Soup, I think we can all agree, is awesome. Soup happens a lot during colder months, and for Orthies (as my little sister used to call us) especially during Lent. It is easy to make and a great way to enjoy random things in your refrigerator and to bring together enough nutrients to make a complete meal in one dish. Why am I telling you all this stuff you already know about Soup? Becaaaause, I used to have a completely distracted approach to Soup, wherein I just kinda threw stuff in the pot at random intervals and would often end up with veggies of diverse mushiness floating in a watery mess. But I got tired of that and now I have perfected a method of making Soup which I use so often that I just do it automatically, with results that everybody usually likes, even during Lent.
There are two really important flavor components in my soup routine. One is to use excellent bone broth. Chicken broth is very cheap, easy and versatile. I make mine in the crock pot (like so) with the carcass from our biweekly Sunday chicken roast. It's a cinch and hardly takes any time at all. I always include the neck (and feet if I have them, even though it makes the crock pot look like it is full of witches) as it contains gelatin. The silky texture imparted by gelatin is desirable and it is said to be a very healthful component of good broth. Of course this very important flavor Soup flavor component is not Lenten, (although I have seen on one exciting church calendar that during Cheesefare week you may cook with "meat drippings," so consult your conscience/priest on that one.) If I am cooking for fasters, I sadly forgo the broth and use water. You can make Lenten shrimp broth using shrimp shells but I have never really saved up enough to do that. I used to make vegetable broth with scraps but in the final analysis I felt that it tasted like compost.
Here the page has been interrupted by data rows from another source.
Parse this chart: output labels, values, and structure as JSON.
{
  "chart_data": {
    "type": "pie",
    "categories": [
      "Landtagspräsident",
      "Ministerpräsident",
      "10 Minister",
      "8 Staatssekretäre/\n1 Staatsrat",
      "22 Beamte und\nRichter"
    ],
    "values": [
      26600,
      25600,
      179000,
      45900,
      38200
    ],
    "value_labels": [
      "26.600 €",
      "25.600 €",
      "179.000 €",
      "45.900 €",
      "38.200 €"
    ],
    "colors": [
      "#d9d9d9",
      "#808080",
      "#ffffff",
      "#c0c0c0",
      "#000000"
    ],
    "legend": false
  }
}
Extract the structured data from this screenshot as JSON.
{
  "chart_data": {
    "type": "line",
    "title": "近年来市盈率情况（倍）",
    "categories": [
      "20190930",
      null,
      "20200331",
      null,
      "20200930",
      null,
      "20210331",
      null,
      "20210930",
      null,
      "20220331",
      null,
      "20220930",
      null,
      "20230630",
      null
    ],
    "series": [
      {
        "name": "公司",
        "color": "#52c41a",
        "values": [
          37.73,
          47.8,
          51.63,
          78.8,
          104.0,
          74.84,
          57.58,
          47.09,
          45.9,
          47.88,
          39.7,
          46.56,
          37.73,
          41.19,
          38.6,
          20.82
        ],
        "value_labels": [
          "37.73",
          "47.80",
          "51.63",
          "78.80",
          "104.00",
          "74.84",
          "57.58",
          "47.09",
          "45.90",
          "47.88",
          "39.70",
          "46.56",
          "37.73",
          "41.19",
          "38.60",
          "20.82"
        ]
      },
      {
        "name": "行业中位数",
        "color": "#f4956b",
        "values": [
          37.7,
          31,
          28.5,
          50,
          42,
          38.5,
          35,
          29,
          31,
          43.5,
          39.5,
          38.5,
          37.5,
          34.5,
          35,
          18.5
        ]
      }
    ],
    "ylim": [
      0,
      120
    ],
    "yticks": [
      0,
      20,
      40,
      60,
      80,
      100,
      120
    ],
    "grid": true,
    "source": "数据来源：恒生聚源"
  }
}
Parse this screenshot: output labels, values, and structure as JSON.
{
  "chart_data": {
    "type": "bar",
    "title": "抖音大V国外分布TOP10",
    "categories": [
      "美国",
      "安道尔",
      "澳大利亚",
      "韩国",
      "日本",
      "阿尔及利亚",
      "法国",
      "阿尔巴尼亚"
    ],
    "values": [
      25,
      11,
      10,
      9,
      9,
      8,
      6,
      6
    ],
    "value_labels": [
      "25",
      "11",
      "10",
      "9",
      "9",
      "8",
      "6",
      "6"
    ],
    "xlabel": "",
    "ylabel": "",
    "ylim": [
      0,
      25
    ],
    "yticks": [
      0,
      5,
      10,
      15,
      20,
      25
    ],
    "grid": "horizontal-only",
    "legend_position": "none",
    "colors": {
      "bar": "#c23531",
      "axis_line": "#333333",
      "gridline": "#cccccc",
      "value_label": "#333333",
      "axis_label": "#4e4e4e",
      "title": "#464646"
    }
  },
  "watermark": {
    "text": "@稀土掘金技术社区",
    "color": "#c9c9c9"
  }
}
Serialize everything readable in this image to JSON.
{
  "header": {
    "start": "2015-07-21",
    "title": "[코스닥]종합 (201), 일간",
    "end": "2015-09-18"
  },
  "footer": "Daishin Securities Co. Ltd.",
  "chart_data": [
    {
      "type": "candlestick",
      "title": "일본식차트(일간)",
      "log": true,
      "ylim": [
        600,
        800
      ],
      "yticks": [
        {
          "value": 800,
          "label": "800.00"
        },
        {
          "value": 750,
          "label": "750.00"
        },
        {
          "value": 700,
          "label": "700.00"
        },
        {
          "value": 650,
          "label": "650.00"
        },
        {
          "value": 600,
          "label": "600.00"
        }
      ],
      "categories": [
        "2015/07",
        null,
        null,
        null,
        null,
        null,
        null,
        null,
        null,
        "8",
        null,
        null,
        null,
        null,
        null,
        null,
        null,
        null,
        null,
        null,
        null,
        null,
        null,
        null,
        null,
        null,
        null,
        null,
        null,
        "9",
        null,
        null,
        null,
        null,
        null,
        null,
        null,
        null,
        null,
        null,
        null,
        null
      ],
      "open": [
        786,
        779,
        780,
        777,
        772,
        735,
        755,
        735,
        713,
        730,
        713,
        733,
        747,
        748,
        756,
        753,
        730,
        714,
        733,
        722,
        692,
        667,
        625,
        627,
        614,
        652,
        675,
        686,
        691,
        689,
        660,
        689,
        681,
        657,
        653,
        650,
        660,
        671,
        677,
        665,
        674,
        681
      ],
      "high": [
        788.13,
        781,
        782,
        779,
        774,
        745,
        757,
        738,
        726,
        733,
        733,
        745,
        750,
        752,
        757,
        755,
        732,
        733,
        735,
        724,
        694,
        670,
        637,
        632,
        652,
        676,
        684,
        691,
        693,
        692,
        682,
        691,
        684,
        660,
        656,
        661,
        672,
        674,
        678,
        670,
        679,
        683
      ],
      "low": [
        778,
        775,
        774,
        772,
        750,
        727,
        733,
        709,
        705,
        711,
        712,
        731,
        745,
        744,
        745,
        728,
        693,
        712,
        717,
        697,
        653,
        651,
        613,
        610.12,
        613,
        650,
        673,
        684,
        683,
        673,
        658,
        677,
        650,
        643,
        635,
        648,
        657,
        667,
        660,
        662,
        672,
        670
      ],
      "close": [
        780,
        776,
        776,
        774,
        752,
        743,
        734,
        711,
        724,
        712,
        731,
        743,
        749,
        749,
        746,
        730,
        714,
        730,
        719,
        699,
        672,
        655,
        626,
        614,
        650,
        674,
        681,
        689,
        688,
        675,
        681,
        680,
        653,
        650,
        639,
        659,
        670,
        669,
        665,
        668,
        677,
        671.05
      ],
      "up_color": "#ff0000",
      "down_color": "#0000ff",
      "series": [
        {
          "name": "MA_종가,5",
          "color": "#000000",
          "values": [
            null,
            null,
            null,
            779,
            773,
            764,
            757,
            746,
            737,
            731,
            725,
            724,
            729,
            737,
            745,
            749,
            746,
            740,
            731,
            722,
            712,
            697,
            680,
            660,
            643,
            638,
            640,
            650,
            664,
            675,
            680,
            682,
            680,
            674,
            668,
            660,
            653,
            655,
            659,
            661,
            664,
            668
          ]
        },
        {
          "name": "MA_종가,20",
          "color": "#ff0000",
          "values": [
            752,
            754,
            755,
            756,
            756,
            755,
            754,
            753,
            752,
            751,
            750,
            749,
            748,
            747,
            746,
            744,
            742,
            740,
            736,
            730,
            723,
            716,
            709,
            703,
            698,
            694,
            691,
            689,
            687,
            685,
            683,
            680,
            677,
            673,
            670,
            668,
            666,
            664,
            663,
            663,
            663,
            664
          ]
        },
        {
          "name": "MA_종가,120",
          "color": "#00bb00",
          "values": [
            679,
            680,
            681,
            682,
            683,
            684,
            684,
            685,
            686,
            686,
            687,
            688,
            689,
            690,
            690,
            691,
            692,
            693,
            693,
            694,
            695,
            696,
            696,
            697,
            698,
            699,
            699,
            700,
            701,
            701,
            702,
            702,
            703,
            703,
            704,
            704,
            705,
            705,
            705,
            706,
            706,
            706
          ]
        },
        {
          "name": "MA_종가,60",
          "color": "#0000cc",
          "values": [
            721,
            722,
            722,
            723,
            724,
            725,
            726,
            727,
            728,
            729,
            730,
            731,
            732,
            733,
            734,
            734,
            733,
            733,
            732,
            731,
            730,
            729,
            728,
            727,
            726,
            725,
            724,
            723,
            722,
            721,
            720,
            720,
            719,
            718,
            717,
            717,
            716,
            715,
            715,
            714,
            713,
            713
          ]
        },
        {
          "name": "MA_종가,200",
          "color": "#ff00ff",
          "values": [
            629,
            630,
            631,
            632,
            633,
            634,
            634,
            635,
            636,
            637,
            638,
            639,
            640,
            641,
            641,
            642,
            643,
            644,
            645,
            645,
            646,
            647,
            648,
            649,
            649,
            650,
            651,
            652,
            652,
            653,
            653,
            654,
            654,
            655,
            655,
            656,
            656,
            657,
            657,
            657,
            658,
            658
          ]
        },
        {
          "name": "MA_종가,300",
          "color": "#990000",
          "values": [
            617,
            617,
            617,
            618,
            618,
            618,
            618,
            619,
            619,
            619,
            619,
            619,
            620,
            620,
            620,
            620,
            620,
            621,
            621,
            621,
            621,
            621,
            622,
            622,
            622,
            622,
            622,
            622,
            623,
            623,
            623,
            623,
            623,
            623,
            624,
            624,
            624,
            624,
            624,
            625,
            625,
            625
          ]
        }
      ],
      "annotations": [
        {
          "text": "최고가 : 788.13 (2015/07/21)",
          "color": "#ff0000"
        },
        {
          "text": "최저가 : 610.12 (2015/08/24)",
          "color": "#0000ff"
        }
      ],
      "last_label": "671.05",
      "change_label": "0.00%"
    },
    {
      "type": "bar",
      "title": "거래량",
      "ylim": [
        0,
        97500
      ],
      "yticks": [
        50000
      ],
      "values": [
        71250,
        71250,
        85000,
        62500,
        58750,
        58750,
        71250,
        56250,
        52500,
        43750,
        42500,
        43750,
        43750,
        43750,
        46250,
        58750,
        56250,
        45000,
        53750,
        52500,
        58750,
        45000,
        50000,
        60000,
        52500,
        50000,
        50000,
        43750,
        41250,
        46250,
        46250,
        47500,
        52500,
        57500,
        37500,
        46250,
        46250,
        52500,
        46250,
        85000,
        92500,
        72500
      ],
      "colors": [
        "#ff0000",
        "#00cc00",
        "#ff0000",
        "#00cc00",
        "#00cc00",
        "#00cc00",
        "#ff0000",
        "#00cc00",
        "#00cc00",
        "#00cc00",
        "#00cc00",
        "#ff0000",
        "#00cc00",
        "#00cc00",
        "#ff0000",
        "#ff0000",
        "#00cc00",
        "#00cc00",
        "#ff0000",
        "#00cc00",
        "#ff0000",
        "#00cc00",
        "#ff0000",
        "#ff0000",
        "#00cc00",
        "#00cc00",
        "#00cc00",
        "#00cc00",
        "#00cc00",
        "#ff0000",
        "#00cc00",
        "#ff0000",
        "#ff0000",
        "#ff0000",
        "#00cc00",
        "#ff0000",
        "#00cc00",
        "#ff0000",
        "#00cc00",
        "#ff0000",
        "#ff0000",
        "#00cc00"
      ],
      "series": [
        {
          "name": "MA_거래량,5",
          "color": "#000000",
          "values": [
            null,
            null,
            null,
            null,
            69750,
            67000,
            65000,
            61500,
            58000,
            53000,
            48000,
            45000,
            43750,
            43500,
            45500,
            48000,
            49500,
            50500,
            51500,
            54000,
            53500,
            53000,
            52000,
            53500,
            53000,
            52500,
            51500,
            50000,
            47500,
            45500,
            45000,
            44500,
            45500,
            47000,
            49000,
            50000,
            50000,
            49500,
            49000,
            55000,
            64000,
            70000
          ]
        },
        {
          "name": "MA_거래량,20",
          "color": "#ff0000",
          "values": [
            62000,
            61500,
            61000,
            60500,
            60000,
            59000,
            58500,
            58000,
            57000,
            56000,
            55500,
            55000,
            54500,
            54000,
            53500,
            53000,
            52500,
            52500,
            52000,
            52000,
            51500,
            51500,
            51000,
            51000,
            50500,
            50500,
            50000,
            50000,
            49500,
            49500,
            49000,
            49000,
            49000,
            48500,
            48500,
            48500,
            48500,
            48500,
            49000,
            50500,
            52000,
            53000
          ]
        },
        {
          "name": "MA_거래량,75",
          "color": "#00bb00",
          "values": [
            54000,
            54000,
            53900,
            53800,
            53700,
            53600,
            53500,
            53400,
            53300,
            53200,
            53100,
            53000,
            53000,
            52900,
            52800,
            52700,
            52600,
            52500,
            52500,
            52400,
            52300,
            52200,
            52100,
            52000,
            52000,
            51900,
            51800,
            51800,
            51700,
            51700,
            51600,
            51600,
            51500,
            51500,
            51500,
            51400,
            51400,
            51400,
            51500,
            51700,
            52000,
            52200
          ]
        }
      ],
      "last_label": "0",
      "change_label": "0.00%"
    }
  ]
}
That (what? compost?) brings me to the second very important flavor component: the spice roux. If you want your Soup to be very flavorful, it's not enough to dump paprika et al into the whole deal at the end and have them floating around aimlessly. You must first fry the spices in oil, so that each little molecule of oil becomes a flavor bomb. I also recommend grinding your spices fresh in a mortar and pestle if you have the time. Sometimes I don't have the time anymore. If you are a very observant faster you don't do oil on most days during Lent, so ... your Soup is going to be a little crappy because you can't use either of my tricks.
I do all of this in a big dutch oven that we were given as a wedding present. It's great to do everything in one pot.
Here is the order that I follow when making Soup.
1. Spice Roux
Heat your choice of delicious healthy fat (coconut oil, butter, lard, olive oil, tallow, bacon grease) in the bottom of the soup pot. Toss in any ground spices that you want to use (turmeric, paprika, cumin, coriander, cardamom, cinnamon, pepper, that kind of thing.) If you are using dried herbs, they can be fried as well, but fresh herbs you will save for the end. I stir the whole deal quite a lot over high heat (unless I'm using butter, which burns easily.) At first it will be a dryish paste, and after enough cooking it will just look like a puddle of fat again, but colored according to the spices you have used.
If you are browning meat chunks or reheating leftover cooked meat, you can just do that in this flavorful oil. The same goes for pre-cooked or soaked grains like rice or barley. If you are cooking meat that is going to give off a lot of oil, you can do that first, set aside the meat, and make a spice roux in as much of the drippings as you would like to save.
Sometimes I will put a little flour in the spice roux, so that the soup will become more of a stew. You end up with basically gravy and it's great.
Now turn the heat down a bit to sautee onions, garlic, celery, and/or ginger. You're coating these veggies in your delicious spice roux and then imparting their flavor to the oil. NB: I sometimes include the garlic in the spice roux, and sometimes I just dump it in with the veggies.
3. Things that need to boil
Now add your chunky uncooked vegetables (potatoes, sweet potatoes, broccoli bits, carrots, parsnips, squash, what-have-you,) beans, uncooked grains (I recommend soaking these overnight as well if you think of it, because they'll cook more quickly,) frozen stuff, or noodles.
Add your excellent homemade chicken broth or water, salt using intuition, and bring it to a boil. You'll have to be the judge of when to turn it down to simmering and how long to let it simmer. Taste for seasoning.
5. Fragile elements
Twenty minutes or so before you need to eat the soup, throw in any greens that basically just need to be wilted, like kale, spinach, or chard. Cauliflower doesn't take very long to cook if it's chopped small. Any pre-cooked veggies can go in here as they just need to be re-warmed. Coconut milk or any dairy can be stirred in now to warm. Fresh herbs should be added right before you serve, or allow diners to garnish their own bowls.
Et voila, you will be hailed as a Divine Soup Giver.
I prefer almost every kind of soup with yogurt or sour cream. Bread is a must. (Have I talked about Artisan Bread In Five Minutes A Day lately? Even I can do that, and I have a baby and I'm a hopeless scatterbrain.)